I think may have found the problem. By analyzing the Gurobi stats of the model in the .mps file generated through DSPopt, I realized that binary variables were transformed into unbounded or something integer variables. I added lower and upper bounds to binary variables (0, 1 obviously), and now the model is successfully solved. I sent you both .mps files (original => no bounds => infeasible, and new => bounds => working) by mail.
Great. Yes, I confirm that the example is running with explicit bounds.
I guess that recent updates in Julia or JuMP may have changed how the column bounds are set.

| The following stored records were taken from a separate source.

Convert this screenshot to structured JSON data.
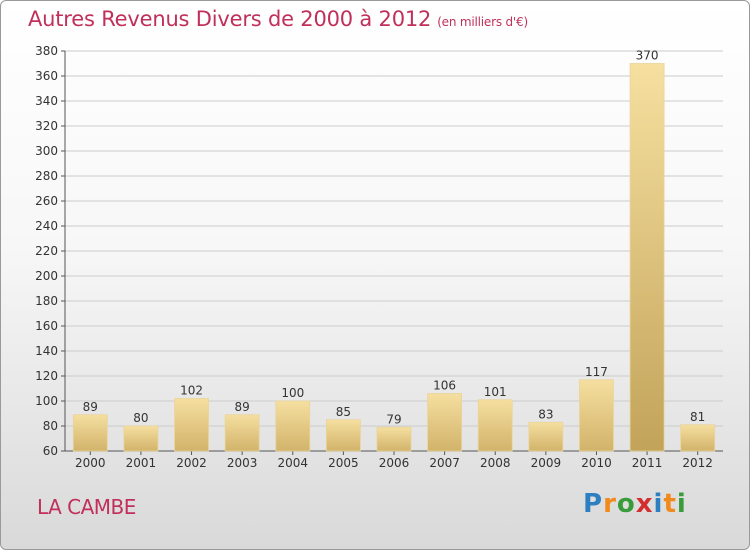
{
  "title": "Autres Revenus Divers de 2000 à 2012",
  "subtitle": "(en milliers d'€)",
  "place_name": "LA CAMBE",
  "brand": {
    "name": "Proxiti",
    "letters": [
      {
        "char": "P",
        "color": "#2e7fc1"
      },
      {
        "char": "r",
        "color": "#f08a1c"
      },
      {
        "char": "o",
        "color": "#3a9b3a"
      },
      {
        "char": "x",
        "color": "#d32f2f"
      },
      {
        "char": "i",
        "color": "#2e7fc1"
      },
      {
        "char": "t",
        "color": "#f08a1c"
      },
      {
        "char": "i",
        "color": "#3a9b3a"
      }
    ]
  },
  "colors": {
    "title": "#c0305a",
    "bar_light": "#f5dfa0",
    "bar_dark": "#d2b36a",
    "bar_highlight_light": "#f6e0a0",
    "bar_highlight_dark": "#c2a35a",
    "grid": "#cccccc"
  },
  "chart_data": {
    "type": "bar",
    "categories": [
      "2000",
      "2001",
      "2002",
      "2003",
      "2004",
      "2005",
      "2006",
      "2007",
      "2008",
      "2009",
      "2010",
      "2011",
      "2012"
    ],
    "values": [
      89,
      80,
      102,
      89,
      100,
      85,
      79,
      106,
      101,
      83,
      117,
      370,
      81
    ],
    "ylim": [
      60,
      380
    ],
    "yticks": [
      60,
      80,
      100,
      120,
      140,
      160,
      180,
      200,
      220,
      240,
      260,
      280,
      300,
      320,
      340,
      360,
      380
    ],
    "grid": true,
    "highlight_index": 11
  }
}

I will address this in DSP itself with this issue Argonne-National-Laboratory/DSP#104.
Awesome, Happy to help! Also, (don't know if it is related), but the model is successfully solved in it's extensive form and with the Legacy method, but seems to fail with the Dual one (that, or the final output is misleading: best found 1e75). Will update soon if can find a lead. Thank you very much!